Finding no related texts nor associated organizations addressing what to me was a glaring oversight in both educational credentialing and career development, I created the Exploring Careers in Aging© training material and its accompanying workbook and website, utilizing the material in classes I developed and taught at a college and university in my area. Soon the website reached a national audience, and around the country nearly thirty college and university gerontology programs adopted the workbook to support their students with career planning.

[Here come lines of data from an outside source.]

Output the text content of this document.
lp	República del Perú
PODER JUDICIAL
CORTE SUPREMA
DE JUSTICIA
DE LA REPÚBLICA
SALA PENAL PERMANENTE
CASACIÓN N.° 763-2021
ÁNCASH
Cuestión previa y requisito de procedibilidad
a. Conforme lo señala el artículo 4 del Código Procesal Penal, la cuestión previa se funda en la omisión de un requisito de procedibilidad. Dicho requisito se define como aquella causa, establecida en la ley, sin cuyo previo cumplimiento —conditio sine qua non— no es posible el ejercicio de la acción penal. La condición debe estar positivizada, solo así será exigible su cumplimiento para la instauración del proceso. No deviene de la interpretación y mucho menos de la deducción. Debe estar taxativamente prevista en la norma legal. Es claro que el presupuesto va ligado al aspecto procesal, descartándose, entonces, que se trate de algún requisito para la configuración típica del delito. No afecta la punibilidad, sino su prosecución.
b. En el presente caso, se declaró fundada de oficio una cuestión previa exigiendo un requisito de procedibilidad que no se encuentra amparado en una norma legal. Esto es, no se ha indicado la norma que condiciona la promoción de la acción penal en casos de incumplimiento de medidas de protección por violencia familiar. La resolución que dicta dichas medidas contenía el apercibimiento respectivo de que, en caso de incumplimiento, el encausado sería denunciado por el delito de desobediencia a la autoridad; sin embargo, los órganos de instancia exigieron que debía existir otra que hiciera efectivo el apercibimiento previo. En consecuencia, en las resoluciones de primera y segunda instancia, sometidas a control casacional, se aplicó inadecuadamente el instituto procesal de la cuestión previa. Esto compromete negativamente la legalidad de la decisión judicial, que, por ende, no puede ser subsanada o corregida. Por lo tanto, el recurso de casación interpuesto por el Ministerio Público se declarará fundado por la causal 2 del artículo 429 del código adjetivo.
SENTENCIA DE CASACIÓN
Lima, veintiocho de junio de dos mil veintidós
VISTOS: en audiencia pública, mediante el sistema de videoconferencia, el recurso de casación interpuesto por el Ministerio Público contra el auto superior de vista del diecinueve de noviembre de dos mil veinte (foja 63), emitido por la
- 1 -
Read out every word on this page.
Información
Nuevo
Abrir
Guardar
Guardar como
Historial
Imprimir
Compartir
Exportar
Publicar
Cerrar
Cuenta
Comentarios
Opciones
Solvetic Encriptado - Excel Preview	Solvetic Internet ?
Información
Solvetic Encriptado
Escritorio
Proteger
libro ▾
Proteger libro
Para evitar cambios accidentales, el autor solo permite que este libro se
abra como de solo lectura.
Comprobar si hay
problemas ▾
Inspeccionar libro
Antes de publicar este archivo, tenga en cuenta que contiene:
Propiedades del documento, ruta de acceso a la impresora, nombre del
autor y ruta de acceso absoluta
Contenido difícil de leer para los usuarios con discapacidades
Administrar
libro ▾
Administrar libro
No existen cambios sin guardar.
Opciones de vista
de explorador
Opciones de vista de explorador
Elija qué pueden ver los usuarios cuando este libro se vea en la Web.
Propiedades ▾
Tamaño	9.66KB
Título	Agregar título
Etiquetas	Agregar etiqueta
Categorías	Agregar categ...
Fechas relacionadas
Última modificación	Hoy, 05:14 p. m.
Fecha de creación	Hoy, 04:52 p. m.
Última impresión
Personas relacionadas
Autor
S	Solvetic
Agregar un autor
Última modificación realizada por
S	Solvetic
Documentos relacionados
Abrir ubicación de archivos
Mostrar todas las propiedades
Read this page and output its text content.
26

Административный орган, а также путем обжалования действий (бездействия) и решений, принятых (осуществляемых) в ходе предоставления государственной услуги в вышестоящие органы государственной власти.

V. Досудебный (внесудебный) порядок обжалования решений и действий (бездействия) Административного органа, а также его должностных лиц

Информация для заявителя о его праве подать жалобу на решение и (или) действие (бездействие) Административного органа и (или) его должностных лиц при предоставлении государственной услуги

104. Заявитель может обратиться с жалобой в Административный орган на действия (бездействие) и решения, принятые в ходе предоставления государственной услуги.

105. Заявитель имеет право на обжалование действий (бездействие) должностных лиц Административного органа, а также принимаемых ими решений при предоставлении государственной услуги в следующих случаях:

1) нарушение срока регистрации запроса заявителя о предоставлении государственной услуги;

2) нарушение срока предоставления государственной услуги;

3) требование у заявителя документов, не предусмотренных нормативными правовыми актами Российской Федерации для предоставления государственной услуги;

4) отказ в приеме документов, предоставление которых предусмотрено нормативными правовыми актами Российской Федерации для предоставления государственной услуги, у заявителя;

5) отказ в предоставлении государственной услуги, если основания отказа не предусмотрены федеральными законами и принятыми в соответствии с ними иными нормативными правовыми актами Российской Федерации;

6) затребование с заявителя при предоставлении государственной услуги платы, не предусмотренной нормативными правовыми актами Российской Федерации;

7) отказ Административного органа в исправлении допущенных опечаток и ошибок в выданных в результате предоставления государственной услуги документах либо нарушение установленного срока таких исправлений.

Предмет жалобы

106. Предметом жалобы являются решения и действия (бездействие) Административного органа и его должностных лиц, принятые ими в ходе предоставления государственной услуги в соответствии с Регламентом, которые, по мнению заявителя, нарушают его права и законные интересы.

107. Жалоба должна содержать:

H.R. “Rick” Moody, the founding director of The AARP Office of Academic Affairs, shared my vision for the largely unexplored opportunities regarding careers in aging, and engaged me to lead affiliated research and author the occasional paper, The Role of Community Colleges in and Aging Society. A key takeaway from the report was the need for gerontology in higher education to develop 21st century-related coursework, and a clarion call to do so was subsequently presented at national conferences of ASA, AGHE and AACC.

Dr. Tina Kruger Newsham of the University of North Carolina, Wilmington represents a new generation of academic thought leaders in the field of aging who has accepted that challenge, and in the process has also expanded our ideas about aging. It is with respect for her professionalism and with excitement for her broad vision that the Exploring Careers in Aging torch is passed to her.